Turning consumer materialism into mindfulness using its own weapons


Using implementation intention, we can create a distributed meditation practice. With a bit of semiotic Aikido, we’ll then turn corporate logos into micro-meditation triggers. It will give more sense when your read it, I promise.

Benefits of meditation

Currently, there is a heaping mountain of evidence for benefits of meditation. Instead of a careful bibliography, I’ll just lazily point in the general direction of wikipedia. While the recommended daily doses is about ~20 minute of sitting mindfulness meditation, this stays an elusive goal for many.

Several authors came up with different, more portable versions of mindfulness practice (e.g. 2 minute meditation or the “Mindful minute”), as replacements of sitting meditation or as an addition to the main daily practice.

Micro-practice and distributed meditation

The limiting case to this minimization trend is what I call “Just one breath practice[1]. On various occasions during your day take one deep breath – in-and-out – paying full, undivided, non-judgmental attention to it and your bodily sensation.

Just one single breath, that is not asking too much, right?

The aim of this micro-practice is to refocus the mind, decrease stress and bring back the attention to momentary, mindful experiencing. We try to insert as many mindful breaths into our day as possible in hope to spread out the benefits of meditation through the whole day. Paying attention to many individual breaths during your day creates a distributed meditation!

The programmable self

The only tricky thing is to actually remember to do these mindful breaths in the maelstrom of your daily life. That is where “Implementation Intention” comes into play.

An implementation intention is a psychological if-then-rule, whit which you condition yourself to execute a certain desired behavior, when a simple trigger occurs in your environment. An example: “if I come home, then I will do 5 push-ups”.

The idea behind it is, that willpower is a very scarce resource (in first approximation linked to glucose levels in your neo-cortex). You increase the chance to create a desired habit, if you replace the need for willpower with an automated reactions to certain triggers.

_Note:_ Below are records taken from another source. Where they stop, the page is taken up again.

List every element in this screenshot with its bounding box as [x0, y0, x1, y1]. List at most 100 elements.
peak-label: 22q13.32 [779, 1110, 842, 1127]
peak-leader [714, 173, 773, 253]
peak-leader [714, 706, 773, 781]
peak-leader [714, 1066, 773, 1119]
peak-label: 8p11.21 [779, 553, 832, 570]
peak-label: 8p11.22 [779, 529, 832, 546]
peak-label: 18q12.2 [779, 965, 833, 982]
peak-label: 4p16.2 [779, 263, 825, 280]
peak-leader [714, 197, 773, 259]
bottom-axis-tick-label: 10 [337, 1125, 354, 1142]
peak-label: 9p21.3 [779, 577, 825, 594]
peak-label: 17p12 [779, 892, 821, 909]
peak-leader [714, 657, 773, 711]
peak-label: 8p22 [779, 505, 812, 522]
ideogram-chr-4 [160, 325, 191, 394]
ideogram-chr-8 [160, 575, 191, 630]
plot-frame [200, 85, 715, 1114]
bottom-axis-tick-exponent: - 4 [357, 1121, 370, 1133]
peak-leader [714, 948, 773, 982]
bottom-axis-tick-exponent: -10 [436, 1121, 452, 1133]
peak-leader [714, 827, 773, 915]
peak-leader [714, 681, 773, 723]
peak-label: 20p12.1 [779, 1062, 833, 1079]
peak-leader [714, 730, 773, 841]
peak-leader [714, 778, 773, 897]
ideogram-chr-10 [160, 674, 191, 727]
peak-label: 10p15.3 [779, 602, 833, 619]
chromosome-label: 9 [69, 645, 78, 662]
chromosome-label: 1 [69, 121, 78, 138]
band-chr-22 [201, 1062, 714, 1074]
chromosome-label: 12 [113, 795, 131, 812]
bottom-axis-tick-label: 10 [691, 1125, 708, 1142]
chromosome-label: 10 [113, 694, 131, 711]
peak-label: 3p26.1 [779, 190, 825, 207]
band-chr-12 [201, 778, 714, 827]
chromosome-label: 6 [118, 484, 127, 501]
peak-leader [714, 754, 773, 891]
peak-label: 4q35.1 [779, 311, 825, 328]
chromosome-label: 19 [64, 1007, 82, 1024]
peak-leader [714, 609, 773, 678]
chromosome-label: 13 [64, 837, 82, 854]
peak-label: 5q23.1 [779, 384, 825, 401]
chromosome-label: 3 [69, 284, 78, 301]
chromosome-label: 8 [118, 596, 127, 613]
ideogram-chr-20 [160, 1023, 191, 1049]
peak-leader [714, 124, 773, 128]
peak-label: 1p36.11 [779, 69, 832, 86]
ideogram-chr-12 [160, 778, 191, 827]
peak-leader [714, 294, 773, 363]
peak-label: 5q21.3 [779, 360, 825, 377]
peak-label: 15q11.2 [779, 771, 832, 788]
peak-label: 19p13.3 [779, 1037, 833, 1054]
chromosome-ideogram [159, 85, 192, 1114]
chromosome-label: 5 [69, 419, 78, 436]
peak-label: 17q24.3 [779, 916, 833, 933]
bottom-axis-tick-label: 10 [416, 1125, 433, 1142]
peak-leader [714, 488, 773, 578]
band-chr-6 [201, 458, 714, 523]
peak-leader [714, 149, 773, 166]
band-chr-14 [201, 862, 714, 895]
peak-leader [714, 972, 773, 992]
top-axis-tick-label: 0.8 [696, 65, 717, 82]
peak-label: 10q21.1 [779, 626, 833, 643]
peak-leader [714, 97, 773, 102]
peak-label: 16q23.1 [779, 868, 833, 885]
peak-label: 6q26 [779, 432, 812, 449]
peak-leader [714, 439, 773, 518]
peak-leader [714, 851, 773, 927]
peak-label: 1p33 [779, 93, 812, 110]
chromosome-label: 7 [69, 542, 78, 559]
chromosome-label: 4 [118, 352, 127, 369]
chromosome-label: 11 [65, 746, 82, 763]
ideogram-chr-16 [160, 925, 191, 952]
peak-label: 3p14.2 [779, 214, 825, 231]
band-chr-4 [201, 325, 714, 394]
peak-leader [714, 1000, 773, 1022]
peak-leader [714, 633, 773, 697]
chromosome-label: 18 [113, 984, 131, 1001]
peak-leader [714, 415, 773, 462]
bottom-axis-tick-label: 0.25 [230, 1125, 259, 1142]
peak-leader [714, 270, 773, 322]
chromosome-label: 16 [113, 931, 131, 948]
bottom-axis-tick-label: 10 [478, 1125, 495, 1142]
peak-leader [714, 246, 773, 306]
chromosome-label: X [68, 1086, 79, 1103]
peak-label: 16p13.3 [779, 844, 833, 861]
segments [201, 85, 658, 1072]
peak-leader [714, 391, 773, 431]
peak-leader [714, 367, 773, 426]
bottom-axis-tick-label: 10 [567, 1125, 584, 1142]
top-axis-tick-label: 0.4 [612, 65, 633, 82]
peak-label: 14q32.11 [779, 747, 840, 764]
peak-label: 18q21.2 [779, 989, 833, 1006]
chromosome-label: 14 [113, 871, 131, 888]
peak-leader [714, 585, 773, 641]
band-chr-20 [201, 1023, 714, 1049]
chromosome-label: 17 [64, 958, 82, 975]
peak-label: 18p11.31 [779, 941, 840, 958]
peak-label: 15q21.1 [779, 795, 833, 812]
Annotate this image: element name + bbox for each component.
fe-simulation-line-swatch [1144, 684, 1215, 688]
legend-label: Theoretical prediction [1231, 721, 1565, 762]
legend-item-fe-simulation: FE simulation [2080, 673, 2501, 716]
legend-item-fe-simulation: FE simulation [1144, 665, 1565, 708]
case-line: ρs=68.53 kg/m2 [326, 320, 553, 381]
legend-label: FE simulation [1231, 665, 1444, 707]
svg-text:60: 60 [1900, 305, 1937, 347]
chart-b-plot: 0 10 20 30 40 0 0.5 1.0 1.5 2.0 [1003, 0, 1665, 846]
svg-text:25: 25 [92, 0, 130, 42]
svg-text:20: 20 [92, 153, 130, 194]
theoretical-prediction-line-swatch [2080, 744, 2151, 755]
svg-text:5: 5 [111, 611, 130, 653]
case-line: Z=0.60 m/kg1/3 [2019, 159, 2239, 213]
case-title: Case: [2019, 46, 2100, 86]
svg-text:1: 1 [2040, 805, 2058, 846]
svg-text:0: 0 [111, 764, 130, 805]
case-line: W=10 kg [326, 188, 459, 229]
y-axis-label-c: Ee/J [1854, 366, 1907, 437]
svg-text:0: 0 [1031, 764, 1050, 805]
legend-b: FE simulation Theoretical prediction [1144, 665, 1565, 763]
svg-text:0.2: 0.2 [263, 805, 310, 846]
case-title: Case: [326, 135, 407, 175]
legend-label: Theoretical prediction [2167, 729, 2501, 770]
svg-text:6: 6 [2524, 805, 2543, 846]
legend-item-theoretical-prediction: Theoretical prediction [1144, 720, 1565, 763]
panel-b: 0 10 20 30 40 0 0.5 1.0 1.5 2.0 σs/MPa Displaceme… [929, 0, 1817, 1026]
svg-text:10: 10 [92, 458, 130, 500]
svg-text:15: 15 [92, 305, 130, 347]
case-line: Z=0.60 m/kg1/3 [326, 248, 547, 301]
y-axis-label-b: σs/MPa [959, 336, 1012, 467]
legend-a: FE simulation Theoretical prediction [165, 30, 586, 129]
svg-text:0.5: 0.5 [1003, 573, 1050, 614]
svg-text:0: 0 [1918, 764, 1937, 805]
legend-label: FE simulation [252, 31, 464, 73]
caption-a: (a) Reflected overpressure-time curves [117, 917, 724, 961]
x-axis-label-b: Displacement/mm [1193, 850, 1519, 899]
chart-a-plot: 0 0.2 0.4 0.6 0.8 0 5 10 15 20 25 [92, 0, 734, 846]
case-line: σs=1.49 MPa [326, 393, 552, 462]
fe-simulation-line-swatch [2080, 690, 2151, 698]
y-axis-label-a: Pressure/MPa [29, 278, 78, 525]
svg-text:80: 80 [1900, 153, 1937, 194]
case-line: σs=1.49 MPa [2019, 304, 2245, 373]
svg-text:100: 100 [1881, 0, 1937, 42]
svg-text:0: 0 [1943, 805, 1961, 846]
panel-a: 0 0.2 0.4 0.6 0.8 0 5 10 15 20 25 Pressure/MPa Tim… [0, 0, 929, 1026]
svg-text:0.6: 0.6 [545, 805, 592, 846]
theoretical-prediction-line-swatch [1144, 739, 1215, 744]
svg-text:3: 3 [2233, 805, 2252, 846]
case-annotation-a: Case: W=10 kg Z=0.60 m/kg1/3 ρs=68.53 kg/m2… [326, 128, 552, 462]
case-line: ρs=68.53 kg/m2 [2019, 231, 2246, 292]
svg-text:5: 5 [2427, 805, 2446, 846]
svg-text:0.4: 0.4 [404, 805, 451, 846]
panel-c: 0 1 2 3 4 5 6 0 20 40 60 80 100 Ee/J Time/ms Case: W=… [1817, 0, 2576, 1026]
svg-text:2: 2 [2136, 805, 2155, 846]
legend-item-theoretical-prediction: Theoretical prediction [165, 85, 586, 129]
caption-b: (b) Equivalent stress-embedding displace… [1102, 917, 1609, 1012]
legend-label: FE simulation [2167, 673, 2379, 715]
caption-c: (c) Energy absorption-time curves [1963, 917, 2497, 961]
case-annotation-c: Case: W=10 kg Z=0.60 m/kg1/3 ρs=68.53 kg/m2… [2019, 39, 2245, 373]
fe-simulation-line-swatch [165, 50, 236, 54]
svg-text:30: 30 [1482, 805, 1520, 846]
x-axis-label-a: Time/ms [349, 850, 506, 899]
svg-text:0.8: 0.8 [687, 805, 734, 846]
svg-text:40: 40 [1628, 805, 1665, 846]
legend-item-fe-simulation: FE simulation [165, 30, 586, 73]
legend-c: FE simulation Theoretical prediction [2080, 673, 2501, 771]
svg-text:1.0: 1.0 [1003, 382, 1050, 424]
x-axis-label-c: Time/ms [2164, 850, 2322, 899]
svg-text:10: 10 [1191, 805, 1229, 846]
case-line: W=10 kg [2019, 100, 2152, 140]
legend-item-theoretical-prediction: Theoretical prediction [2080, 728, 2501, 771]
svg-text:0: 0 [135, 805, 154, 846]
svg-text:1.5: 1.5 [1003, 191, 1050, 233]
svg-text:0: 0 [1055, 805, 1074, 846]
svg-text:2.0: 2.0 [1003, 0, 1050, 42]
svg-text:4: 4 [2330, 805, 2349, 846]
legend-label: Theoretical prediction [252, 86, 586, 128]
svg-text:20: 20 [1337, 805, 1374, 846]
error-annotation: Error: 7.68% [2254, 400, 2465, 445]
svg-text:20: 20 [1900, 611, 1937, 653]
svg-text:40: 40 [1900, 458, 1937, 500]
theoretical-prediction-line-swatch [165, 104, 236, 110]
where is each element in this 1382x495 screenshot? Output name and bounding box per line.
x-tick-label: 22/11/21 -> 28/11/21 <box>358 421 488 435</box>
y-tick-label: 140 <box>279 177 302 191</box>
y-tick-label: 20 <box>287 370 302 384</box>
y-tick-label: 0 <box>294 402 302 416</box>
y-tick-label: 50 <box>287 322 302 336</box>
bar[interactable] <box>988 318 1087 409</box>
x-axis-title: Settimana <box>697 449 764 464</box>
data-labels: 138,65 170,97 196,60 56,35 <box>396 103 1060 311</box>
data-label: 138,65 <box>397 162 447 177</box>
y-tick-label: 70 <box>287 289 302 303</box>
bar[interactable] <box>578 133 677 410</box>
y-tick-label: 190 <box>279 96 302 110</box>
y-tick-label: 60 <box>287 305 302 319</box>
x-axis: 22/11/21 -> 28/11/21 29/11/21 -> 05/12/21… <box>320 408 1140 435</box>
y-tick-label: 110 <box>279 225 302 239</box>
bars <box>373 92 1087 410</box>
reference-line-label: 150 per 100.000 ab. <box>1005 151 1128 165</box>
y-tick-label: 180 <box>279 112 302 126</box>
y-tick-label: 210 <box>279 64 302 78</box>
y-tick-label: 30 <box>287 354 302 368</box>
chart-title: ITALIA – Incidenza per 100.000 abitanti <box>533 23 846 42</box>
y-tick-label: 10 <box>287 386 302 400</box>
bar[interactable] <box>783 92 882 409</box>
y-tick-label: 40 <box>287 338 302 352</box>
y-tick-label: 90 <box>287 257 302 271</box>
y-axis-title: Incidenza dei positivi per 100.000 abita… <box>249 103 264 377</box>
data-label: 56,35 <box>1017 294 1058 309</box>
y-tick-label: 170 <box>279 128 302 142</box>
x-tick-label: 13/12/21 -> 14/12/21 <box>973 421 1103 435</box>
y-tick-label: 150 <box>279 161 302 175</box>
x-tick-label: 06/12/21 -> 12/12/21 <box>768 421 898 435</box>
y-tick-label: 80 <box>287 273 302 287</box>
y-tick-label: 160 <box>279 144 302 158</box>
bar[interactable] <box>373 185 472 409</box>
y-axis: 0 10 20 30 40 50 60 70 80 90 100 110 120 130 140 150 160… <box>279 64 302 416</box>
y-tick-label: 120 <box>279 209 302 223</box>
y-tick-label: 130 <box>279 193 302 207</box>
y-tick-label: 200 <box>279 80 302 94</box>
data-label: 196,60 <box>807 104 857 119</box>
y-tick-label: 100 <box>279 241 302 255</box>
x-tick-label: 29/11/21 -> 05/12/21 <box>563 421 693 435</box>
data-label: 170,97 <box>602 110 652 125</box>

For more details on implementation intention triggers see for example this review paper.

The next catch is where to find good triggers. The standard trigger classes are: time, place, emotional state and your reactions. But can we come up something more fun?

The marks of the devil

Is there something in our daily environment that is ever-present and glaringly obvious? Something that could function as a good visual cue for our micro-mindfulness practice?

Fortunately, the gentle, kindly giants – our multinational corporations – have not spared expenses and focus groups to develop and placate our environment (both off- and online) with excellent visual triggers. We’re so lucky!

The marks of the devil. Or pavlovian cues to a more spiritual life? I always confuse the two.

 We can now build triggers such as “If I see the Apple logo, I take a mindful breath”. “If I see a McDonald M, I take a mindful breath.” etc.


You can even use the breath, to mindfully examine our undesired cravings for a burger or a shiny gadget!

With this semiotic Aikido, we re-purpose the very symbols of consumer materialism to a more mindful, compassionate ends! High-tech corporate memes used as execution hooks for 2000+ year old spiritual memes.

This is definitely a flower-child/hippy idea, but I sort of like the irreverence of it. Or take it as an anti-consumerist  performance-art project! 🙂

Additional notes

1. What about creating triggers for the logo of your cigarette brand? When you reach for another cigarette and notice the logo on the pack, you’ll be compelled to take a mindful breath before lighting up. This creates an intention gap, that increases the chance of letting go/transforming your impulse. Worst case, use it to smoke mindfully.


2. Other obvious iconography that can be used as visual triggers are traffic signs – though I obviously do not recommend this, especially not for drivers. 🙂

3. Of course, you can use implementation intention to create a trigger for you standard practice, e.g. “If I finish cleaning my teeth in the morning, then I go meditate for 20 minutes”.

4. We might return to this topic in the future, to discuss how to use another trick of cognitive psychology – spaced repetition – to efficiently implement mental triggers in our wetware (brains).

[1] The term comes up in different connotations. I believe I heard somebody in the same context as here, but can’t seem to find the reference. Back to the text.